Question

Identifying Unknowns from WGS samples

0

Entering edit mode

7.1 years ago

Harry ▴ 10

Greetings!

Introduction

I am a recent graduate starting off with work at a public health laboratory. This specific laboratory is just beginning its first few WGS runs on its new MiSeq, and I am the one who is charged with the analysis. I have done some work on sequences acquired through the NCBI website, but have never worked with actual lab samples in the past. Most of the samples are already identified by the time I get them; however, there will also be a few unknowns.

For the samples with known identities, I've used Sequencher to generate a consensus from mapping against a reference genome (after doing QC with FastQC and Timmomatic).

What I Already Know

Each sequence is whole-genome
Each sample is an enteric
BLAST will be needed in some fashion
I will need to be able to create a consensus for my unknown
- (I don't know how to do this, without a reference genome)

The Actual Questions

What is the most simple/efficient way YOU might identify a bacterial WGS sample?
If I look for something conserved (say a 16s gene) to BLAST it, what would be the best way to find that gene?
Would it be possible to locally BLAST multiple 16s genes against my WGS to see which one matches?

Open For Discussion

For any of these questions: If you have any suggestions, solutions, or places where I can learn more about this topic, please let me know! Any help offered is greatly appreciated.
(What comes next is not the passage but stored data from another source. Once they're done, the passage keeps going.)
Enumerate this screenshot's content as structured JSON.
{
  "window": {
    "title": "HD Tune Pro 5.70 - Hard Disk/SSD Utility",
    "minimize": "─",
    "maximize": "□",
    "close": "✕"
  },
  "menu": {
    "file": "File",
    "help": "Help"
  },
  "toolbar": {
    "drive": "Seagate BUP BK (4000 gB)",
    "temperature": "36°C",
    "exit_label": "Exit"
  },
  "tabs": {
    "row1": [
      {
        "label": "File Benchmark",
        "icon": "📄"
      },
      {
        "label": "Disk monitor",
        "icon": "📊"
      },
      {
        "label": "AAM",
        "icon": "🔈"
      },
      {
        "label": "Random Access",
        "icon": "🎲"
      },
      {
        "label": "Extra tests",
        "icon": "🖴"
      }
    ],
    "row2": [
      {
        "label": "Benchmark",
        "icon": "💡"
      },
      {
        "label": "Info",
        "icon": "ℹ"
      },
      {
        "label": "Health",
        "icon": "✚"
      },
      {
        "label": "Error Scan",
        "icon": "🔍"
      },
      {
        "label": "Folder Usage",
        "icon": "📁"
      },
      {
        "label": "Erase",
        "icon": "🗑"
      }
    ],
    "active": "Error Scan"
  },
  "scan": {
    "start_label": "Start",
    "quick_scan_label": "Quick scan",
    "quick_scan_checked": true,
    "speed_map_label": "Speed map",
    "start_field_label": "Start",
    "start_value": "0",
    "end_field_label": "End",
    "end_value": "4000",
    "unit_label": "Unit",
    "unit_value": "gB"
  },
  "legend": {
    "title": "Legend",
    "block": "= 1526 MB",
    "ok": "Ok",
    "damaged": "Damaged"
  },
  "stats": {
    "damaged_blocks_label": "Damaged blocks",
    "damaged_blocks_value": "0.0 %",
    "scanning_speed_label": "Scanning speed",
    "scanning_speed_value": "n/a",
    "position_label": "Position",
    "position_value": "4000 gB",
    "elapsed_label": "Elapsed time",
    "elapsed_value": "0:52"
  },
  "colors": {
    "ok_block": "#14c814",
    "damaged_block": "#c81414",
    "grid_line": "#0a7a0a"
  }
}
genome next-gen sequencing unknown sample • 1.7k views

ADD COMMENT • link 7.1 years ago by Harry ▴ 10

score 0 · Answer 1 · 2017-08-08

What is the most simple/efficient way YOU might identify a bacterial WGS sample?

Are you looking at mixtures of species or are these pure samples? In any case taking a random sample of reads and blasting them at NCBI against refseq_genomes or refseq_representative_genomes should give you an idea of the genome (at the genus level for sure perhaps species too) you are looking at.

If I look for something conserved (say a 16s gene) to BLAST it, what would be the best way to find that gene?

NCBI does have a 16S ribosomal sequence database available on the web (or you could download the pre-created 16S indexes and do the search locally).

Would it be possible to locally BLAST multiple 16s genes against my WGS to see which one matches?

You could try extracting the fasta files from the above index and use them to search against your data.

I will need to be able to create a consensus for my unknown

Take a look at SPAdes. It is likely the best bacterial genome assembler out there at this time.